What the general said : —
“You’ll soon learn, like Repington did, that we generals are as sensitive as prima donnas!”
(Sunday Express, January 14th, 1940.)
Did they Listen to Keynes?
“November 14th, 1939: ‘Mr. Keynes, in The Times, urges the Government to introduce a scheme of compulsory savings, repayable after the war.
“January 12th, 1940: Copenhagen correspondent of Daily Telegraph reveals ‘astonishing new details of the desperate plan evolved by Field-Marshal Goenng and Dr. Funk.’
” ‘A most amazing feature’ is that the worker ‘will only receive an official receipt for the confiscated money, which is not redeemable until the war is over.'”

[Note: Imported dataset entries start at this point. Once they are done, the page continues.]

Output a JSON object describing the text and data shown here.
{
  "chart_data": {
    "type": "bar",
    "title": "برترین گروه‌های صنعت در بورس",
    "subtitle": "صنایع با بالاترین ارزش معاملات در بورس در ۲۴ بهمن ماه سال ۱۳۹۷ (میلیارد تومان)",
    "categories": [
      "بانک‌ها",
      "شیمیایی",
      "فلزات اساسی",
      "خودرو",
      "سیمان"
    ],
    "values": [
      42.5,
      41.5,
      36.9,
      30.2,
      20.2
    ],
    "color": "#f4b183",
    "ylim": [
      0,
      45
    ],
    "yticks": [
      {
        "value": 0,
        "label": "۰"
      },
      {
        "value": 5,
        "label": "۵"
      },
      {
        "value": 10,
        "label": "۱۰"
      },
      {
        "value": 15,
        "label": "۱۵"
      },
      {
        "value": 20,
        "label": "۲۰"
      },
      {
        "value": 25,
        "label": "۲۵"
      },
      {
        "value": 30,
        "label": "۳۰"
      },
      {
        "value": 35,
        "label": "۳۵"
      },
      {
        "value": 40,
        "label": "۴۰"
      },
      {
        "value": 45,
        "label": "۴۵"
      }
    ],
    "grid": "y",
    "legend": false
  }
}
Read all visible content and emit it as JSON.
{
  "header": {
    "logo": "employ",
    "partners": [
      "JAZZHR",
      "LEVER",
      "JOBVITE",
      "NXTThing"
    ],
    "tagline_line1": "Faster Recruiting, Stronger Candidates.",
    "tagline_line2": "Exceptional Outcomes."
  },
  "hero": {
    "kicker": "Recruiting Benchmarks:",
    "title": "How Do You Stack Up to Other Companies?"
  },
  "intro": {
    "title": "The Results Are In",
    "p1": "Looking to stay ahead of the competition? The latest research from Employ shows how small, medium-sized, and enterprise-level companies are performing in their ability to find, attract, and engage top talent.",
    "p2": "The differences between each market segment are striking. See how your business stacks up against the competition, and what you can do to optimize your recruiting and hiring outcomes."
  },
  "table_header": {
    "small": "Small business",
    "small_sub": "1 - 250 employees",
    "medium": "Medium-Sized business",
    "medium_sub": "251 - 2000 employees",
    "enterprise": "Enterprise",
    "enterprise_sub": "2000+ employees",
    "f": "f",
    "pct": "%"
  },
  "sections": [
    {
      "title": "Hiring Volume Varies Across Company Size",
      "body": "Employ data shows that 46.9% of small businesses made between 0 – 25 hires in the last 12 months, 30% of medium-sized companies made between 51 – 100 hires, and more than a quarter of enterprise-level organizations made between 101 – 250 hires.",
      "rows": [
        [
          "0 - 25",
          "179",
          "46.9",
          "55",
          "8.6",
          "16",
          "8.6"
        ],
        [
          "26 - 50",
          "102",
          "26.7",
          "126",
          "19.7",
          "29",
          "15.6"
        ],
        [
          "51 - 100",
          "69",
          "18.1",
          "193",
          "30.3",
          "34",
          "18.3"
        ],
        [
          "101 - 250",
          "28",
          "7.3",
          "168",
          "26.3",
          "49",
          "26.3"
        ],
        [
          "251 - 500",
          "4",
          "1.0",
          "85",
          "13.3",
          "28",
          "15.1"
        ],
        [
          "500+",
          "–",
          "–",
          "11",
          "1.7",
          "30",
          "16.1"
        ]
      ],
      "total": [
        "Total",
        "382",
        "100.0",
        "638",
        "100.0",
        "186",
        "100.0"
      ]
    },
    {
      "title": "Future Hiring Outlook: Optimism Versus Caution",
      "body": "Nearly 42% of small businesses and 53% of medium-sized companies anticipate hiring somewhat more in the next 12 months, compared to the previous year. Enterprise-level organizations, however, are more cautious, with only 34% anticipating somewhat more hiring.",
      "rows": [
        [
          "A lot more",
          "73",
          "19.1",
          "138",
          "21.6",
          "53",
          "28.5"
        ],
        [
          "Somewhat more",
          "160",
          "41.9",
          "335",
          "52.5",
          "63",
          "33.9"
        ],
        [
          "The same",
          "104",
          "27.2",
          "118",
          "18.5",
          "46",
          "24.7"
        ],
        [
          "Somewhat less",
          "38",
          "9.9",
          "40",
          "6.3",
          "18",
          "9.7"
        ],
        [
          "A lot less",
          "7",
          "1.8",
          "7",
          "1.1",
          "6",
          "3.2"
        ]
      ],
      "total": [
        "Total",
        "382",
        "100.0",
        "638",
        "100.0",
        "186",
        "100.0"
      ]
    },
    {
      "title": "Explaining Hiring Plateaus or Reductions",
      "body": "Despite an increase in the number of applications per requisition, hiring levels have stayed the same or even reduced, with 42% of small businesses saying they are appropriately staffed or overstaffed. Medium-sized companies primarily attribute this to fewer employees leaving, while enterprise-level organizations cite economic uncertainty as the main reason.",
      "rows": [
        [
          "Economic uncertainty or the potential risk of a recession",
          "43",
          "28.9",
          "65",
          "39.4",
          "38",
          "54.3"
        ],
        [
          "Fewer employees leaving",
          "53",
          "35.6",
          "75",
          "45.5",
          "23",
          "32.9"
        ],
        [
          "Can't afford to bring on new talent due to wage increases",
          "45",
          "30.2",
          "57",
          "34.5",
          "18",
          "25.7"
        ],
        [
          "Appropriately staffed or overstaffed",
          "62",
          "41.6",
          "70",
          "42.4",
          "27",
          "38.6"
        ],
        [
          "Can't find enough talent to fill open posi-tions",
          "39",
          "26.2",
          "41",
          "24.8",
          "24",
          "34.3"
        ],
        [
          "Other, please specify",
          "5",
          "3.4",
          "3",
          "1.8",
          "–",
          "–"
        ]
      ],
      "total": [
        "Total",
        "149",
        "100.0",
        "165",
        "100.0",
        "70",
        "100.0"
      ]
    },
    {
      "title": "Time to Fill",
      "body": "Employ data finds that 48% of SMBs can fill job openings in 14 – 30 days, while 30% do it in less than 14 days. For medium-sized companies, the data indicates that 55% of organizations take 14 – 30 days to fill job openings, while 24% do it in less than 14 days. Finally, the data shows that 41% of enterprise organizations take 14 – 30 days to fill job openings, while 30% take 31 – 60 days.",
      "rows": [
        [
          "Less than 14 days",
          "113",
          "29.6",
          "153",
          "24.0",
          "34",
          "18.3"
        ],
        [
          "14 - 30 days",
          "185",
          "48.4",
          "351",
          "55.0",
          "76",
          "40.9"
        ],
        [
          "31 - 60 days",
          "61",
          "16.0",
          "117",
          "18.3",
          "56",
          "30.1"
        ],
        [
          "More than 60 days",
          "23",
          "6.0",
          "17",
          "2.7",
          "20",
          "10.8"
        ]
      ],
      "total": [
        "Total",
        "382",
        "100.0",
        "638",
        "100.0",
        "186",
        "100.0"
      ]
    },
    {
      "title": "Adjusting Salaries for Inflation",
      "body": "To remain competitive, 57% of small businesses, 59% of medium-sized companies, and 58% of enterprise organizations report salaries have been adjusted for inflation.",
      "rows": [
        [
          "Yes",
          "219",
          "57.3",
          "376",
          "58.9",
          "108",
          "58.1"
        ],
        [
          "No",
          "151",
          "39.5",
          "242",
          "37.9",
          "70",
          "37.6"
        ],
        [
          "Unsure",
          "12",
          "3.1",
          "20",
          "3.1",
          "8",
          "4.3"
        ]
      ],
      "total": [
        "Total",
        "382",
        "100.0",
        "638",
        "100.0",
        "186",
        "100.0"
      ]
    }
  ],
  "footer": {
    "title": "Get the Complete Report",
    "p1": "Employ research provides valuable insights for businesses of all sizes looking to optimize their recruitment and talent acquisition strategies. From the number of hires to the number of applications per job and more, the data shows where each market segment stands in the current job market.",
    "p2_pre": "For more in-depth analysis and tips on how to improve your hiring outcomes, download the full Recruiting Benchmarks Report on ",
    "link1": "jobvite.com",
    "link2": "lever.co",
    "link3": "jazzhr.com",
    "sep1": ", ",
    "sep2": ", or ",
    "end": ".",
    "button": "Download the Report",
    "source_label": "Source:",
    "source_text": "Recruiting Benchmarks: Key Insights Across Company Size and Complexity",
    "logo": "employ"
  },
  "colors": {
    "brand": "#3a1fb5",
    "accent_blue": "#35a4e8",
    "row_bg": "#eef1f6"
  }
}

(Daily Telegraph, January 12th.)
Good Health from H. G. Wells.
“This is war, and this is what it must come to. I would rather bomb the Germans than starve them. In the end it will be quicker, and it will leave the Germans, it may be, in a healthier state of mind.”
(Daily Mail, January 25th, 1940.)
Not Hitler but the Pacifists.
“‘It is my firm belief, based on good evidence,’ the bishop said, ‘that these people-pacifists is the name they go by—are more responsible than anybody else for the fact that we are once again involved in war.'”
(The Bishop of Grantham, Daily Telegraph,January 15th, 1940.)
Stalin, the Dancing Master.
“The old peasant woman Anfisa Taraseyeva recollects that ‘Joseph Vissiaronovitch loved to sing, and even more to dance. He was a great master of dancing and taught the young people to dance.
‘ When asked to dance he would enter the circle at jog-trot, halt for a moment, shake his head and shoulders, clap his hands and cry out, “Let go, like lightning,” dancing with such fervour that he raised a whirlwind of dust.
‘He was some master at dancing; and could not see enough of it!'”
(Daily Worker, December 23rd, 1939.)
War, the Liberator.
It is not too much to say that always every reform that has been introduced since the war is the result of discussions and preparations that started during the war and under its liberating impulse.”